Monday, May 12, 2008

Beau Fleuve

It was Mother's Day this past Sunday, and consequently I called my mother. In among the updates on weather, the stray cat that lives on the porch and the shocking lack of yard space in front of townhouses by the river, she mentioned something that turned our conversation in a direction I rarely go with the parents.

Apparently there is some large amount of effort going in constructing manageable small homes for the elderly. Now, the region we're talking about is Western New York, the area around Buffalo and Niagara Falls, where I grew up, and where most of the clan still resides. This region boomed in the era of the Erie Canal, when all of Canada's cut lumber came down through on it's way to the St. Lawrence Seaway. Later, it boomed again when the steel industry thrived. I understand why the canal sparked a boom, I'm not as clear on why the region was advantageous for steel. But what happened after steel is that everything more or less crashed, and has been sliding into senescence ever since.

Erie Canal


The largest single employer there now is the State University. Graduates don't stay, though, the area does not welcome or support innovation, the arts, ingenuity or entrepreneurial experiment. The kids who can, leave. They don't come back. Many of the kids who can't, stay, have kids too young, and deepen the cycle of decline. Some good, creative young people stay and labor mightily to keep the machinery of community there alive. But very few stay. The average age keeps ascending, it's becoming a sort of lost land of the elderly. Empty, abandoned houses are a problem.

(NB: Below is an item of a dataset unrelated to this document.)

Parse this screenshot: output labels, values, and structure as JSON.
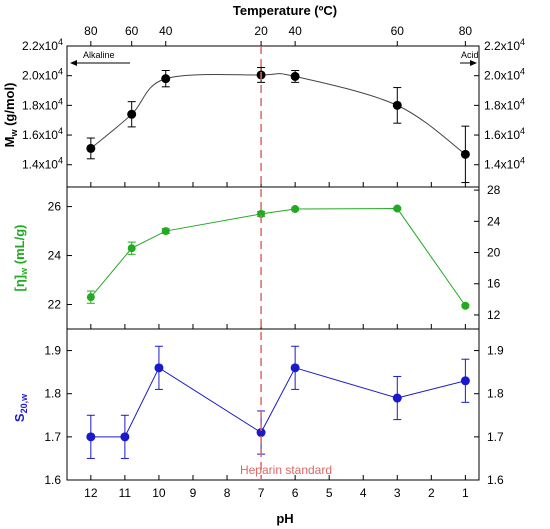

So now they're building to house the old folks more easily. When that generation passes, there won't be many left. I'll have to do a little work and check for numbers on these trends - but my experience, and that of others I know in the region still, is this - the population is graying and there is nothing to attract youth or energy to the region.

Why?

Erie Canal


Because here's the thing - Western New York could be the Saudi Arabia of alternative energy. This is a region that endures gales out of Canada over the Great Lakes, which are shallow enough to construct massive offshore wind farms in. It has giant freshwater lakes and the massive Niagara River the falls of which already have a hydroelectric power plant which I imagine could be improved or expanded so as to generate a lot more energy than it already does. It endures an overwhelming excess of water in the form of snow through the winter and rain for the rest of the year. Residents would be happy to have a bit less of that water coming out of the sky all the time.

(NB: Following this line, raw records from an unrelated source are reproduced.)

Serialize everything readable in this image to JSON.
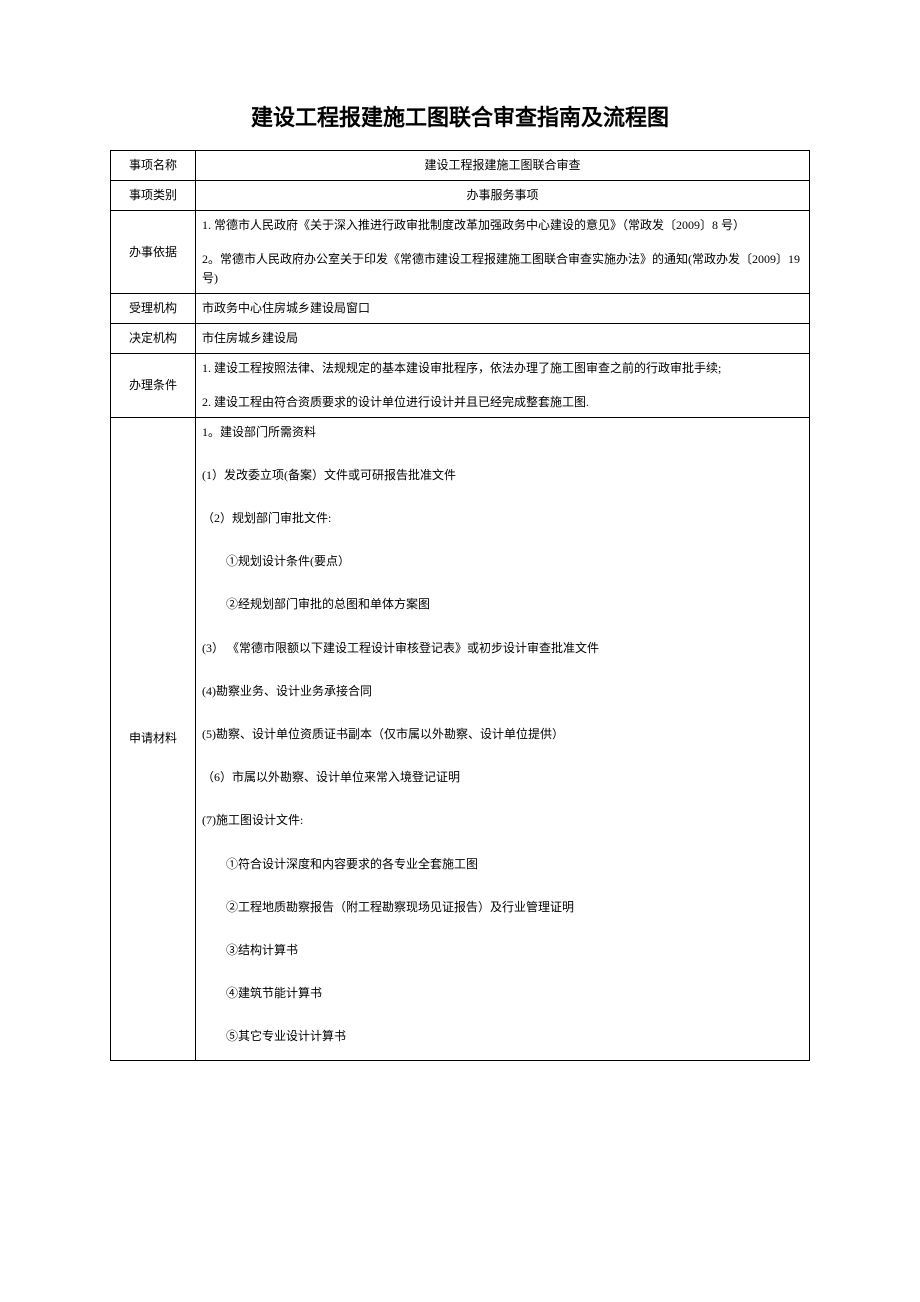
{
  "title": "建设工程报建施工图联合审查指南及流程图",
  "rows": {
    "item_name": {
      "label": "事项名称",
      "value": "建设工程报建施工图联合审查"
    },
    "item_category": {
      "label": "事项类别",
      "value": "办事服务事项"
    },
    "basis": {
      "label": "办事依据",
      "p1": "1. 常德市人民政府《关于深入推进行政审批制度改革加强政务中心建设的意见》（常政发〔2009〕8 号）",
      "p2": "2。常德市人民政府办公室关于印发《常德市建设工程报建施工图联合审查实施办法》的通知(常政办发〔2009〕19 号)"
    },
    "accept_org": {
      "label": "受理机构",
      "value": "市政务中心住房城乡建设局窗口"
    },
    "decide_org": {
      "label": "决定机构",
      "value": "市住房城乡建设局"
    },
    "conditions": {
      "label": "办理条件",
      "p1": "1. 建设工程按照法律、法规规定的基本建设审批程序，依法办理了施工图审查之前的行政审批手续;",
      "p2": "2. 建设工程由符合资质要求的设计单位进行设计并且已经完成整套施工图."
    },
    "materials": {
      "label": "申请材料",
      "m1": "1。建设部门所需资料",
      "m2": "(1）发改委立项(备案）文件或可研报告批准文件",
      "m3": "（2）规划部门审批文件:",
      "m3a": "①规划设计条件(要点）",
      "m3b": "②经规划部门审批的总图和单体方案图",
      "m4": "(3） 《常德市限额以下建设工程设计审核登记表》或初步设计审查批准文件",
      "m5": "(4)勘察业务、设计业务承接合同",
      "m6": "(5)勘察、设计单位资质证书副本（仅市属以外勘察、设计单位提供）",
      "m7": "（6）市属以外勘察、设计单位来常入境登记证明",
      "m8": "(7)施工图设计文件:",
      "m8a": "①符合设计深度和内容要求的各专业全套施工图",
      "m8b": "②工程地质勘察报告（附工程勘察现场见证报告）及行业管理证明",
      "m8c": "③结构计算书",
      "m8d": "④建筑节能计算书",
      "m8e": "⑤其它专业设计计算书"
    }
  }
}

I currently live in Southern California, and I'll tell you what the southwest doesn't have. Water! People keep moving here, las Vegas spreads out as far as the eye can see in its corner of Nevada, and every time I see it I just can't understand where everyone thinks the water is going to keep coming from! I'm sure some massive redistributive water pipeline from the northeast to the southwest is not really feasible, and would have undesirable consequences, but I'm sure there are other ways to reallocate some of Western new York's massive water wealth to the area's financial benefit.

Maybe when the aging population is reduced enough by time and the dwindling economy to no longer be an effective force in NIMBYing any transformative ideas into unfeasability, and if oil remains prohibitive, some real vision will take root there and the wind, rain and river will bring another boom.

If I knew how to do it myself, I would. It's like gold just laying on the ground, waiting to be picked up!